Under these trying conditions, Siddhartha renounced his princeship, wife, family, and possessions.  He then undertook a long journey in an effort to answer what for him and many others was the most pressing question of the day: What caused human suffering/dissatisfaction, and how might this suffering/dissatisfaction be alleviated or eliminated?

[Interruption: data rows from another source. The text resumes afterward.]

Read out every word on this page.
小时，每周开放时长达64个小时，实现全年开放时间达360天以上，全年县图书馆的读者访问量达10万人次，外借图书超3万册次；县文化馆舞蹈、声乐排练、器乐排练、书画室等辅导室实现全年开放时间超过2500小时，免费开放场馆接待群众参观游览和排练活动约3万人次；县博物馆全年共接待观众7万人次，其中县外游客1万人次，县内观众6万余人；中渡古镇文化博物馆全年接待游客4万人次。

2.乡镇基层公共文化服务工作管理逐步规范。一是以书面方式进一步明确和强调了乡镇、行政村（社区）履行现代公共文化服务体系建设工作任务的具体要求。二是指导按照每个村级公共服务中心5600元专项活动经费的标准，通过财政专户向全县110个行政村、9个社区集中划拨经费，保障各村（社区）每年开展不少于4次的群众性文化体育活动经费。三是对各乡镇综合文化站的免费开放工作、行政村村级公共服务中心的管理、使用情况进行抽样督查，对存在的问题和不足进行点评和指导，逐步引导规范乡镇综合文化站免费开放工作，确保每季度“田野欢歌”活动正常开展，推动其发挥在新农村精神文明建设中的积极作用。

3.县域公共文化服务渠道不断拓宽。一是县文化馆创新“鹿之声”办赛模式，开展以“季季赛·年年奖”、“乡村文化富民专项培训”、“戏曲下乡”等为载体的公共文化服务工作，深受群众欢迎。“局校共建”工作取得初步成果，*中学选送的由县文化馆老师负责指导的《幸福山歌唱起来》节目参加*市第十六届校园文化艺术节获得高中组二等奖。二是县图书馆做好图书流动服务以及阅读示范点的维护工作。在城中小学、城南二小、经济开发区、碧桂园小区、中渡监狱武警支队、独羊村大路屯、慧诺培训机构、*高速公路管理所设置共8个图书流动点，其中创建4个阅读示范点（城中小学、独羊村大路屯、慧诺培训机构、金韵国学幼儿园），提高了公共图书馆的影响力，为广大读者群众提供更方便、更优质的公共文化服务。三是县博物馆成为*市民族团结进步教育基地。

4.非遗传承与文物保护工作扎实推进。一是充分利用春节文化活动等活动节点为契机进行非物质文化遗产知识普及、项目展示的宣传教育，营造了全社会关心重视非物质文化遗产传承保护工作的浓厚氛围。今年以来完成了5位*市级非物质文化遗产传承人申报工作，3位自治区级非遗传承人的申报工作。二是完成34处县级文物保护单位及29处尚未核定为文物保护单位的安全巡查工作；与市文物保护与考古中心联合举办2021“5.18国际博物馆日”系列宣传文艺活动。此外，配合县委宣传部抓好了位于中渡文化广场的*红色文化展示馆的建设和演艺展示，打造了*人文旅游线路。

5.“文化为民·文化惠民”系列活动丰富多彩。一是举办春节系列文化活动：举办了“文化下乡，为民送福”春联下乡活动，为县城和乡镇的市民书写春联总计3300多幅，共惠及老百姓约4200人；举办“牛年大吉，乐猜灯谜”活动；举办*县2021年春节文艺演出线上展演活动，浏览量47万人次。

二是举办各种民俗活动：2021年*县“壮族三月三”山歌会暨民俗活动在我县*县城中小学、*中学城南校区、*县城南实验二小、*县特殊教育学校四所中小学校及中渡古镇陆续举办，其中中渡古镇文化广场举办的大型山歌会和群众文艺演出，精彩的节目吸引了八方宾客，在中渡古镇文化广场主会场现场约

I will not provide the answers or prescriptions here, but suffice it to say that Siddhartha was one of the first psychologists in history.  Although the factors causing all this psychological distress were largely external and systemic (i.e., cultural), Buddha perhaps realized that because cultural conditions could not be changed, psychological conditions could.  His inward looking prescriptions — which are entirely lacking in dogma or any sort of systematic theology — may result not only in inner peace but also in universal ethics.  It is easy to see why his messages were so appealing then and remain so today.

Given Buddhism’s lack of dogma, disdain for ritual, concern with equality, focus on compassion, and emphasis on the ordinary individual living in harmony with nature, the appeal becomes even stronger.  Its lack of concern with creation, heaven, hell, demons, devils, doctrine, sin-guilt, ostentation, and priests is another aspect of Buddhism that appeals to many.  It also is a remarkable fact of history that no nation-state or empire has ever been able to ally itself with Buddhism for militant purposes.  The ethics of Buddhism simply do not lend themselves to armies or intolerance.

Although I have heard some say that Buddhism is not a religion, it has several metaphysical or supernatural aspects which place at least parts of it in the “religious” category.  To the extent Buddhism is or is not a religion probably depends on the way in which one chooses to practice or live it.  There are many variants of Buddhism, and no demands are made to follow one version or another.

One can only hope that Brit Hume, who stupidly lectured Tiger Woods on the demerits of Buddhism versus the merits of Christianity, watched “The Buddha” and gained some understanding of this venerable tradition.